Small Victories and the Joy and Despair of the Lost and Found

Posted on July 14, 2022

I have one client left who still insists on posted invoices. Everyone else just deals in emailed PDF’s these days, making life easier for all. Therefore, every week, I have to print of the invoices and timesheets, put them in an envelope and find a stamp.

Letterbox Euphoria

I have kind of mastered that part, it’s getting the invoice from my house to the letterbox which is the hard bit to execute. This became even harder when my partner, Jennifer, left the Post Office to join the NHS. My ability to forget an envelope when I take the dog out for a walk, is irrationally annoying. “OH, FOR FUCK’S SAKE”, I shout, as I drive past a post box, convinced it is laughing at me.

The flip side of this, is that when I remember to post a letter I am overcome with pleasure as my endorphins go into overdrive. This morning, as I was about to leave the house, I noticed the invoice out of the corner of my eye. I turned around, picked it up, then inexplicably, had a word with it. “Aha, you thought I’d forgot you again didn’t you, you little shit”, I said, as the dog looked on, slightly bemused.

I then drove down to the village, with the envelope placed under my phone so I couldn’t forget it (I have to do this as I once had a Christmas card in my glove box that I finally removed the following April). As I approached the box and put the letter in, I did a camp kind of skip as the euphoria overwhelmed me. What a victory, and the sun was shining!

Wiper Washers, Bins and Why it Feels So Good

I have other similar experiences to this. They include remembering to fill up my wiper wash in the car and putting out the bins in time. Remembering the bins just minutes before the lorry trundles up the hill is bordering on erotic. The downside is the sinking feeling I get when I forget. I convince myself that this memory lapse is a precursor for what is bound to be a day of mishaps.

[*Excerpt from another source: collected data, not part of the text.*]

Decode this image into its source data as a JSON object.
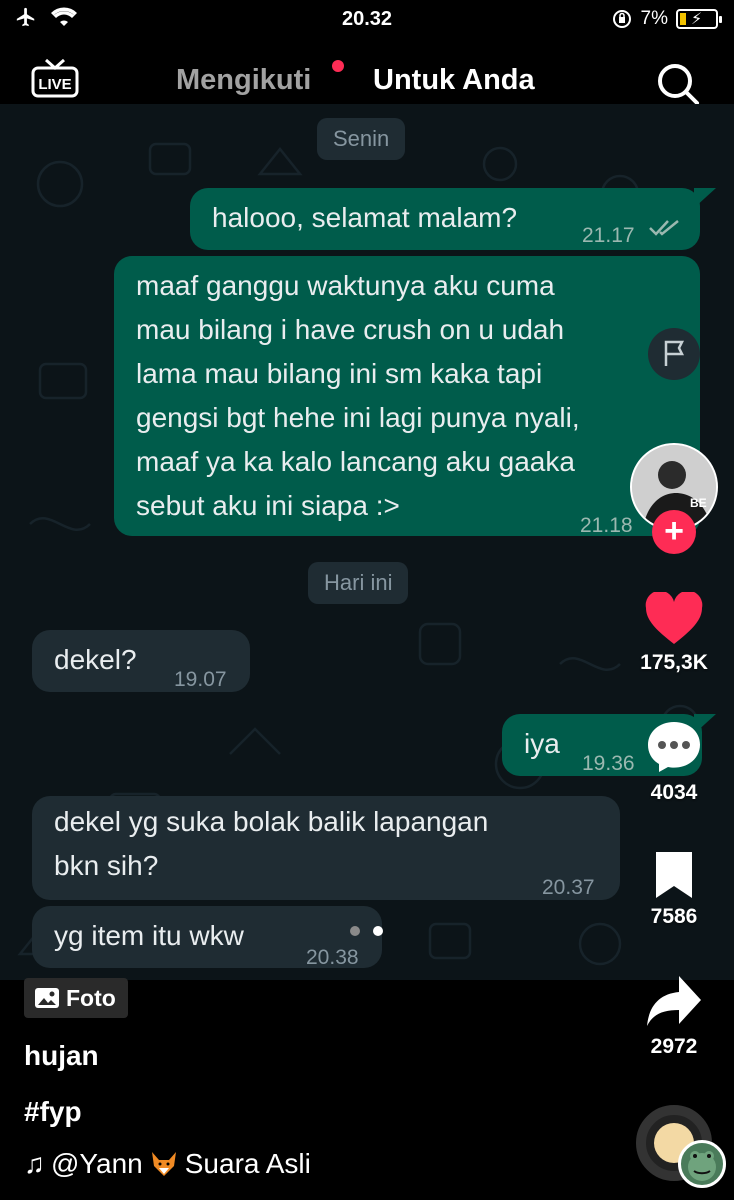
{
  "status_bar": {
    "time": "20.32",
    "battery": "7%"
  },
  "top_nav": {
    "following": "Mengikuti",
    "for_you": "Untuk Anda",
    "live": "LIVE"
  },
  "chat": {
    "date_chip_1": "Senin",
    "date_chip_2": "Hari ini",
    "messages": [
      {
        "text": "halooo, selamat malam?",
        "time": "21.17"
      },
      {
        "lines": [
          "maaf ganggu waktunya aku cuma",
          "mau bilang i have crush on u udah",
          "lama mau bilang ini sm kaka tapi",
          "gengsi bgt hehe ini lagi punya nyali,",
          "maaf ya ka kalo lancang aku gaaka",
          "sebut aku ini siapa :>"
        ],
        "time": "21.18"
      },
      {
        "text": "dekel?",
        "time": "19.07"
      },
      {
        "text": "iya",
        "time": "19.36"
      },
      {
        "lines": [
          "dekel yg suka bolak balik lapangan",
          "bkn sih?"
        ],
        "time": "20.37"
      },
      {
        "text": "yg item itu wkw",
        "time": "20.38"
      }
    ]
  },
  "rail": {
    "likes": "175,3K",
    "comments": "4034",
    "saves": "7586",
    "shares": "2972"
  },
  "post": {
    "badge": "Foto",
    "caption": "hujan",
    "hashtag": "#fyp",
    "music_user": "@Yann",
    "music_name": "Suara Asli"
  },
  "colors": {
    "accent": "#fe2c55",
    "bubble_out": "#005c4b",
    "bubble_in": "#1f2c33",
    "chat_bg": "#0c1418"
  }
}
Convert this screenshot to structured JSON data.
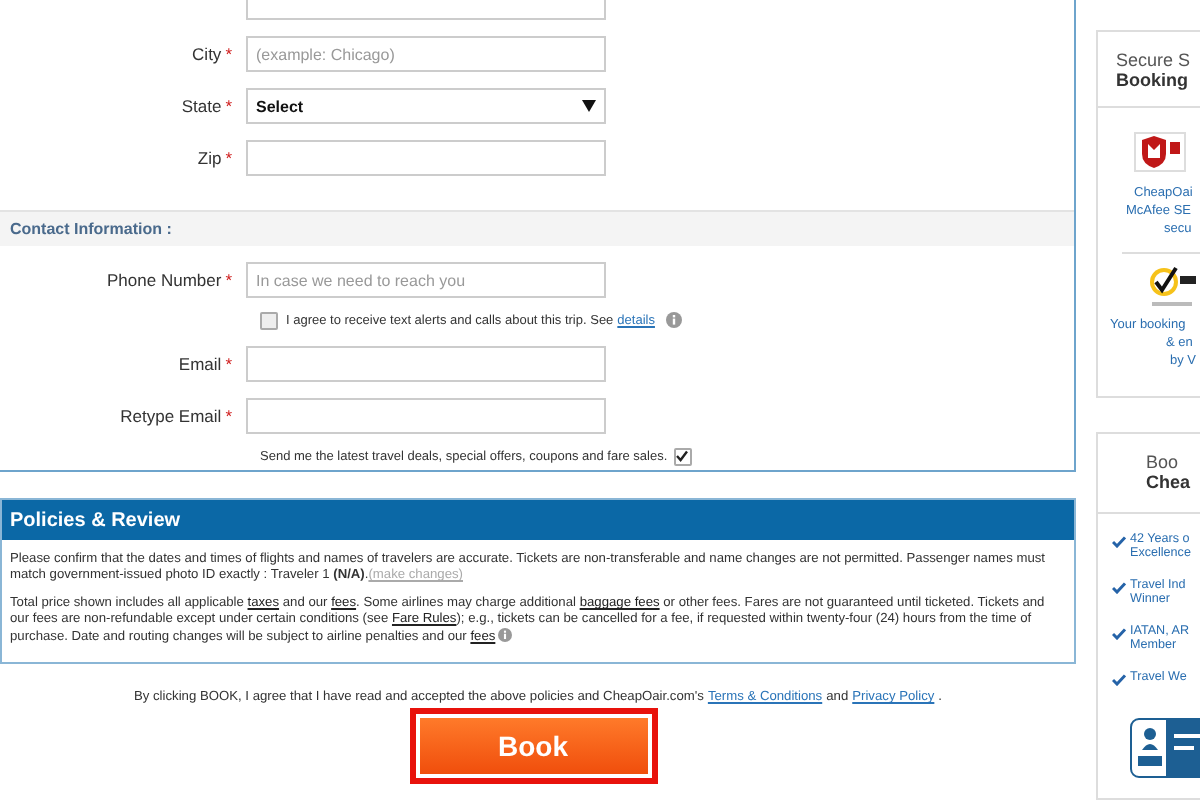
{
  "address": {
    "fields": [
      {
        "label": "City",
        "required_mark": "*",
        "kind": "input",
        "placeholder": "(example: Chicago)"
      },
      {
        "label": "State",
        "required_mark": "*",
        "kind": "select",
        "value": "Select"
      },
      {
        "label": "Zip",
        "required_mark": "*",
        "kind": "input"
      }
    ]
  },
  "contact": {
    "title": "Contact Information :",
    "phone": {
      "label": "Phone Number",
      "required_mark": "*",
      "placeholder": "In case we need to reach you"
    },
    "sms_consent": {
      "checked": false,
      "text": "I agree to receive text alerts and calls about this trip. See",
      "link": "details"
    },
    "email": {
      "label": "Email",
      "required_mark": "*"
    },
    "retype_email": {
      "label": "Retype Email",
      "required_mark": "*"
    },
    "newsletter": {
      "text": "Send me the latest travel deals, special offers, coupons and fare sales.",
      "checked": true
    }
  },
  "policies": {
    "title": "Policies & Review",
    "paragraphs": [
      [
        {
          "kind": "text",
          "text": "Please confirm that the dates and times of flights and names of travelers are accurate. Tickets are non-transferable and name changes are not permitted. Passenger names must match government-issued photo ID exactly : Traveler 1 "
        },
        {
          "kind": "bold",
          "text": "(N/A)"
        },
        {
          "kind": "text",
          "text": "."
        },
        {
          "kind": "muted-link",
          "text": "(make changes)"
        }
      ],
      [
        {
          "kind": "text",
          "text": "Total price shown includes all applicable "
        },
        {
          "kind": "link",
          "text": "taxes"
        },
        {
          "kind": "text",
          "text": " and our "
        },
        {
          "kind": "link",
          "text": "fees"
        },
        {
          "kind": "text",
          "text": ". Some airlines may charge additional "
        },
        {
          "kind": "link",
          "text": "baggage fees"
        },
        {
          "kind": "text",
          "text": " or other fees. Fares are not guaranteed until ticketed. Tickets and our fees are non-refundable except under certain conditions (see "
        },
        {
          "kind": "link",
          "text": "Fare Rules"
        },
        {
          "kind": "text",
          "text": "); e.g., tickets can be cancelled for a fee, if requested within twenty-four (24) hours from the time of purchase. Date and routing changes will be subject to airline penalties and our "
        },
        {
          "kind": "link",
          "text": "fees"
        },
        {
          "kind": "info"
        }
      ]
    ]
  },
  "agreement": {
    "text": "By clicking BOOK, I agree that I have read and accepted the above policies and CheapOair.com's",
    "link1": "Terms & Conditions",
    "middle": "and",
    "link2": "Privacy Policy",
    "end": "."
  },
  "book_button": "Book",
  "sidebar": {
    "secure_card": {
      "title": "Secure S",
      "subtitle": "Booking",
      "mcafee_lines": [
        "CheapOai",
        "McAfee SE",
        "secu"
      ],
      "norton_lines": [
        "Your booking",
        "& en",
        "by V"
      ]
    },
    "about_card": {
      "title": "Boo",
      "subtitle": "Chea",
      "items": [
        [
          "42 Years o",
          "Excellence"
        ],
        [
          "Travel Ind",
          "Winner"
        ],
        [
          "IATAN, AR",
          "Member"
        ],
        [
          "Travel We"
        ]
      ]
    }
  }
}
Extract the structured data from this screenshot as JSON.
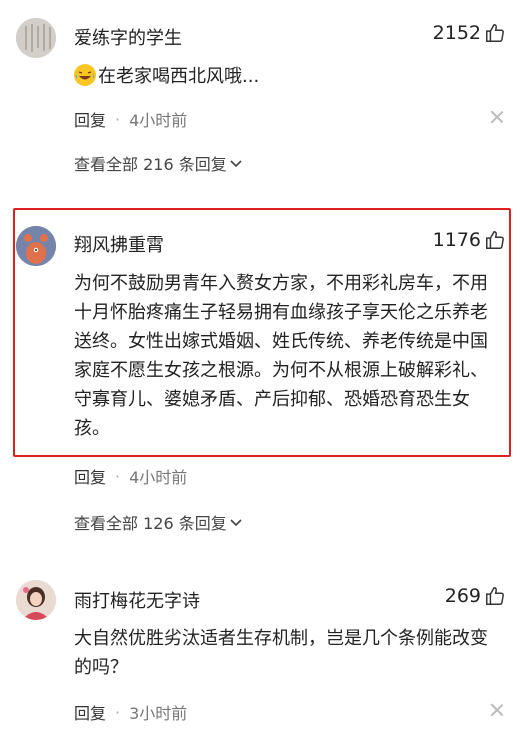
{
  "comments": [
    {
      "username": "爱练字的学生",
      "likes": "2152",
      "text": "在老家喝西北风哦...",
      "emoji": "laughing-tears-emoji",
      "reply_label": "回复",
      "separator": "·",
      "time": "4小时前",
      "view_all": "查看全部 216 条回复"
    },
    {
      "username": "翔风拂重霄",
      "likes": "1176",
      "text": "为何不鼓励男青年入赘女方家，不用彩礼房车，不用十月怀胎疼痛生子轻易拥有血缘孩子享天伦之乐养老送终。女性出嫁式婚姻、姓氏传统、养老传统是中国家庭不愿生女孩之根源。为何不从根源上破解彩礼、守寡育儿、婆媳矛盾、产后抑郁、恐婚恐育恐生女孩。",
      "reply_label": "回复",
      "separator": "·",
      "time": "4小时前",
      "view_all": "查看全部 126 条回复",
      "highlight_color": "#e02020"
    },
    {
      "username": "雨打梅花无字诗",
      "likes": "269",
      "text": "大自然优胜劣汰适者生存机制，岂是几个条例能改变的吗？",
      "reply_label": "回复",
      "separator": "·",
      "time": "3小时前"
    }
  ]
}
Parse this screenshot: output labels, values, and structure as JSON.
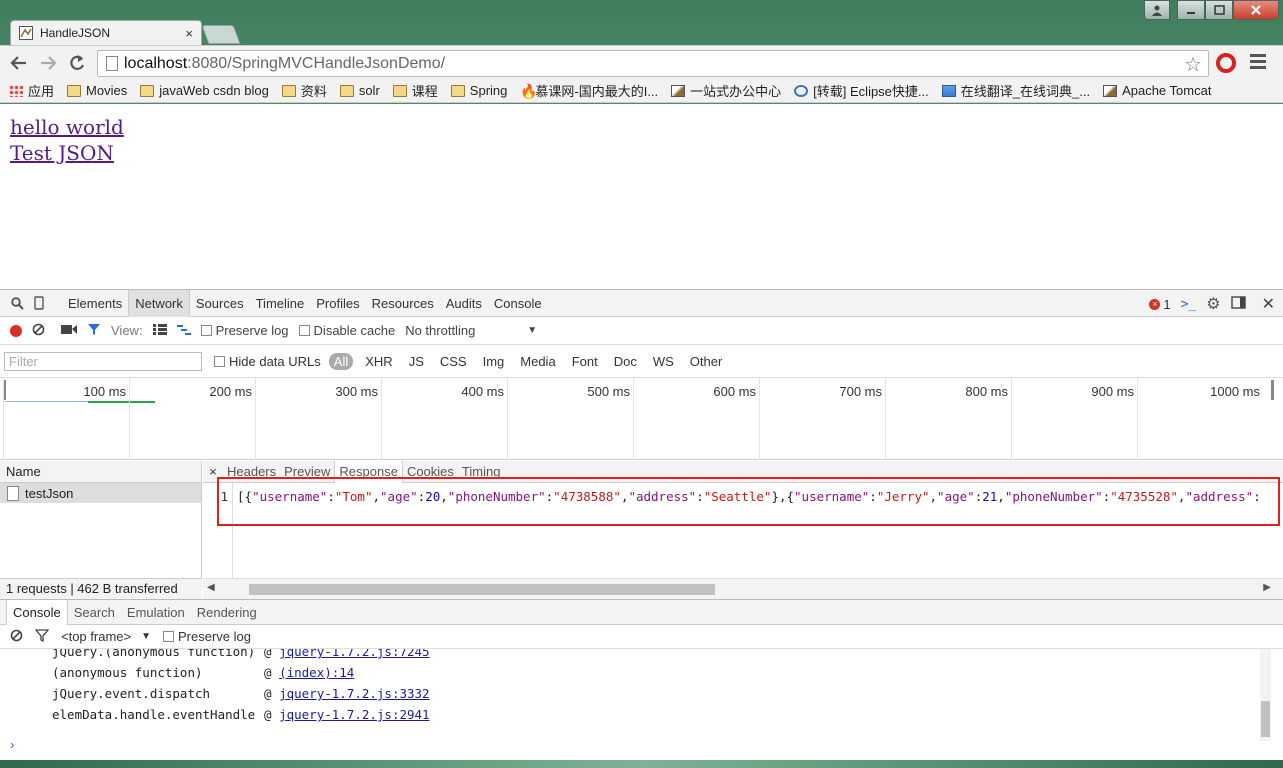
{
  "window": {
    "tab_title": "HandleJSON",
    "tab_close": "×"
  },
  "toolbar": {
    "url_host": "localhost",
    "url_path": ":8080/SpringMVCHandleJsonDemo/"
  },
  "bookmarks": [
    {
      "label": "应用",
      "icon": "apps"
    },
    {
      "label": "Movies",
      "icon": "folder"
    },
    {
      "label": "javaWeb csdn blog",
      "icon": "folder"
    },
    {
      "label": "资料",
      "icon": "folder"
    },
    {
      "label": "solr",
      "icon": "folder"
    },
    {
      "label": "课程",
      "icon": "folder"
    },
    {
      "label": "Spring",
      "icon": "folder"
    },
    {
      "label": "慕课网-国内最大的I...",
      "icon": "fire"
    },
    {
      "label": "一站式办公中心",
      "icon": "img"
    },
    {
      "label": "[转载] Eclipse快捷...",
      "icon": "blue"
    },
    {
      "label": "在线翻译_在线词典_...",
      "icon": "photo"
    },
    {
      "label": "Apache Tomcat",
      "icon": "img"
    }
  ],
  "page": {
    "link1": "hello world",
    "link2": "Test JSON"
  },
  "devtools": {
    "tabs": [
      "Elements",
      "Network",
      "Sources",
      "Timeline",
      "Profiles",
      "Resources",
      "Audits",
      "Console"
    ],
    "active_tab": "Network",
    "error_count": "1",
    "net_bar": {
      "view_label": "View:",
      "preserve_log": "Preserve log",
      "disable_cache": "Disable cache",
      "throttling": "No throttling"
    },
    "filter": {
      "placeholder": "Filter",
      "hide_data_urls": "Hide data URLs",
      "types": [
        "All",
        "XHR",
        "JS",
        "CSS",
        "Img",
        "Media",
        "Font",
        "Doc",
        "WS",
        "Other"
      ]
    },
    "overview_ticks": [
      "100 ms",
      "200 ms",
      "300 ms",
      "400 ms",
      "500 ms",
      "600 ms",
      "700 ms",
      "800 ms",
      "900 ms",
      "1000 ms"
    ],
    "requests": {
      "header": "Name",
      "rows": [
        "testJson"
      ],
      "footer": "1 requests  |  462 B transferred"
    },
    "detail_tabs": [
      "Headers",
      "Preview",
      "Response",
      "Cookies",
      "Timing"
    ],
    "active_detail_tab": "Response",
    "response": {
      "line_number": "1",
      "records": [
        {
          "username": "Tom",
          "age": 20,
          "phoneNumber": "4738588",
          "address": "Seattle"
        },
        {
          "username": "Jerry",
          "age": 21,
          "phoneNumber": "4735528",
          "address": ""
        }
      ]
    },
    "drawer": {
      "tabs": [
        "Console",
        "Search",
        "Emulation",
        "Rendering"
      ],
      "active": "Console",
      "frame": "<top frame>",
      "preserve_log": "Preserve log",
      "trace": [
        {
          "fn": "jQuery.(anonymous function)",
          "at": "@",
          "src": "jquery-1.7.2.js:7245"
        },
        {
          "fn": "(anonymous function)",
          "at": "@",
          "src": "(index):14"
        },
        {
          "fn": "jQuery.event.dispatch",
          "at": "@",
          "src": "jquery-1.7.2.js:3332"
        },
        {
          "fn": "elemData.handle.eventHandle",
          "at": "@",
          "src": "jquery-1.7.2.js:2941"
        }
      ],
      "prompt": "›"
    }
  }
}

So, I looked up these bizarre human emotions on the internet and found a host of evidence suggesting that ‘small victories’ are wonderful things. They create energy (hence my camp skip towards the post box) and a sense of well-being that can set you up nicely for the day. One article even stated that whilst something like a lottery win can cause immense satisfaction, nothing can beat the euphoria of a small victory.

However, small victories can also have downsides. Many years ago, I was renting a house in Reading with 3 of my friends. I worked in Oxford at the time, doing a job as a salesman for a paint manufacturer. One Monday evening, I was preparing for a monthly meeting at 8:00 AM the next day. These meetings were generally a way of justifying your existence, telling of successes and potential upcoming sales.

Lost and Found Keys

So, with all my preparations done, it was time for bed. I decided to be organised. I would put all my stuff together on the table so I could simply get up and go. Then, I couldn’t find my car keys. It was only after checking all the obvious places (in the ignition, in the front door, on the kitchen worktop, the bathroom etc etc) I knew I was in trouble.

Phase two of these events is when panic sets in. This means searching down the side of the sofa, on the path, in jackets that weren’t even worn that day and so on. Phase three is the realisation that they have somehow ended up in an inexplicable place, meaning they could be anywhere. My housemates, Kev, Paul, Mick and Joanne gave up helping me as midnight approached.

I sat at the table in despair. As I looked down, with head in hands I noticed a case for my friends reading glasses. In desperation, I opened the case and there they were, my keys, shining brighter than ever. I don’t know why I had done it but for some reason I had put my keys in the glasses case, possibly whilst I was talking to someone on the phone.

It’s hard to explain how euphoric I was. I tried to control myself because everyone was now in bed, so I just paced the downstairs punching the air. I needed to celebrate somehow, so I opened the fridge. Inside there were two lovely looking pitta breads full of ham and salad. I ate them in a frenzy of excited bulimia and went to bed.

Pitta Bread Humiliation

So, the next morning, all prepared, I was sat in the meeting with my colleagues and bosses. We had a big round table to sit around as we discussed our achievements and our dreams of selling more paint than the previous month. In the middle of the table there was a loudspeaker phone in case reception needed us. As the meeting progressed it rang.

My boss hit the button. “Yes Kate?”

“I have someone called Joe on the line for Bob”

Joe was a chap I knew who had a project at the Rover car plant in Cowley, so this was bound to be a great order in front of everyone. At this point, I turned into a 1990’s David Brent.

Nodding at the phone, I said, “Ok Kate…put him through…hi Joe, how’s things?”

“YOU ATE MY FUCKING PITTA BREADS YOU FUCKING ARSEHOLE”

Unfortunately Jo (Joanne) was also the name of my housemate.